Bereketli kazanç, haram ve şüpheden arınan kazançtır.
Sahabenin büyüklerinden Hz. Ebubekir (r.a): “Haramı terk etmek, helâli istemekten hayırlıdır” diyor. Görüldüğü gibi Hz. Peygamber (a.s) ve onun arkadaşları helal kazanç konusunda çok titiz davranmışlardır. Bu sebeple Hz. Ömer (r.a): “Harama düşmemek için helâlin onda dokuzunu bıraktığımız olurdu” diyor. İşte bu, temiz düşüncenin ve dini terbiyenin en büyük neticesidir.

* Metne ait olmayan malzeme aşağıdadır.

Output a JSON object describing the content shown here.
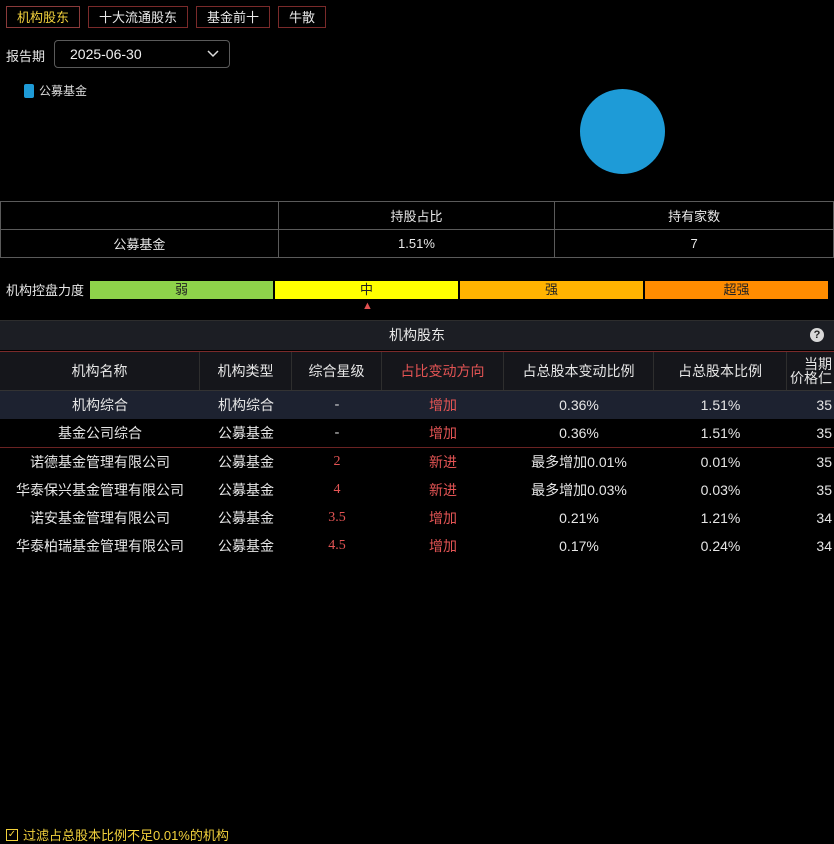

İslam insanın kullandığı ekonomik imkânları onun rızkı olarak kabul etmiş ve rızkın meşru/yasal olması için ölçü koymuştur. Bu ölçü, helâl ölçüsüdür. İnsan rızkına, kazancına helal yolla ulaşmak zorundadır. Herhangi bir Müslüman, kapitalistler gibi mal, para gelsin de hangi yoldan gelirse gelsin diyemez. Haram yolla haksız kazanç sağlayamaz. Müslüman bir kimse malını helal yoldan kazandığı gibi yine helal yollarda harcayabilir.
Müslüman varlıklı olmalıdır. Yalnız bu varlığın hakkını verip malını meşru/ yasal olan yollarda kullanmalıdır. Allah’ın nimetlerinden helâl olanı gözetmek ve haram olandan sakınmak suretiyle yararlanmak bizim vazifemiz olmalıdır. Bir de malla yapılan ibadetler ihmal edilmemelidir. Her hak sahibine hakkı tam ve fazlasıyla ödenmelidir.
Ne mutlu alın terine iltifat ederek doğru ve meşru kazanç yolunu seçenlere ve bir de bu davranışı bir ibadet duyarlığı olarak değerlendirenlere!.